The grandfather clock tick-tocked while David made himself comfortable. The click of the lock hitting the briefcase as it opened was jarring to Jack. His father hunted through the papers and clothing he had hastily packed inside, doing his best not to show the haphazard mess to their customers. From within he pulled something that appeared to be the size of his fist. He raised his arm quickly and threw it at Frank’s head. The sudden trauma to his temple knocked him unconscious, and Cheryl screamed. David unsheathed a pistol from the case and pointed it at her.
“Keep your fucking mouth shut,” he snapped, “Another sound from you and you’ll both be tasting bullets.”
David kept his eyes and the weapon pointed at Cheryl as he rummaged through the case with his free hand. He tossed a handful of zip ties to Jack, most of which fell to the floor.
“Put their wrists together and thread the end of the tie through the loop,” he directed, “pull it as tight as you can. Start with him.”

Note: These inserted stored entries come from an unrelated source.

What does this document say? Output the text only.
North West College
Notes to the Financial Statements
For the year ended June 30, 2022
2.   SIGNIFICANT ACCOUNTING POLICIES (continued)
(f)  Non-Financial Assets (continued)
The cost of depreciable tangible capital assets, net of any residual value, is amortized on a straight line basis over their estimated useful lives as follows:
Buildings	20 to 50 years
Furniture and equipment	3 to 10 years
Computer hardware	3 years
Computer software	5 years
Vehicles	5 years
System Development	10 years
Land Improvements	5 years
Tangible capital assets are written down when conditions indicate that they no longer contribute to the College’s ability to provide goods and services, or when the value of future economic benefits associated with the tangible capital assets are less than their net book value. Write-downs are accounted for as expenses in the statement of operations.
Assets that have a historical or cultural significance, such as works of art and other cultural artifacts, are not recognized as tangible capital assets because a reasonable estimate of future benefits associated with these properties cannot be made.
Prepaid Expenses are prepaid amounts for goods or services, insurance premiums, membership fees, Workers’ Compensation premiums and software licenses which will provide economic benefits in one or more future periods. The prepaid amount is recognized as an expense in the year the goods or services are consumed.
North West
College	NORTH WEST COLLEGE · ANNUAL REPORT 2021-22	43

Jack was stunned. He couldn’t move.
“Now!”
The shout stirred Jack back to life. He had never seen this anger and malice in his fathers eyes. His legs felt gelatinous and his hands shook as he shifted the heavy man forward in the recliner to bind his wrists together behind his back.
“Good,” David praised, “now her next.”
Cheryl tried to plead with Jack, “please, baby,” she whispered, “don’t do this. Run and get help.”
David stepped across the room and stuck the gun to her cheek. “Shut up! Another word and this goes through your skull.”
She relinquished herself for Jack to bind her. The ties closed much tighter around the thinness of her wrists.
David reached once more into the case, procuring a large kitchen knife. He handed it to Jack. “Hold this carefully,” he said. He turned to Cheryl and reassured her, “Our knives are very sharp, but Jack has been taught very well how to safely hold the tool.”
Jack held the weapon in trembling hands. “Steady yourself,” his father snarled, “keep a firm grip. If your hand is too loose, you’ll drop it.”
Jack gripped the knife as instructed. Surely his father wouldn’t hurt his own son, should Jack disobey him in these terrifying moments. Then again, Jack never thought his father was capable of what they were doing, so who really knew what could happen?
David ordered his son to keep watch on the couple, gagging them with dirty socks from the case before stepping out of the room to see what valuables he could find. Jack watched Cheryl’s eyes as they pleaded with him to stop this and save them. He didn’t know how much time he had, if his father came back and he was helping them escape, he would hurt them all.
The room was quiet, only the stifled sounds of tears filled the air until Jack heard an engine cut off, then a car door slam. Cheryl’s eyes widened. Someone else was here. Jack panicked and hid next to the door behind a thick-leaved potted plant.
A young woman entered the home and closed the door behind her before seeing the horror that was in her living room. Her jaw dropped as well as her purse as she saw her parents bound and gagged. Cheryl screamed through the gag in her mouth when she saw David return with the pistol in one hand and a fistful of jewelry in the other.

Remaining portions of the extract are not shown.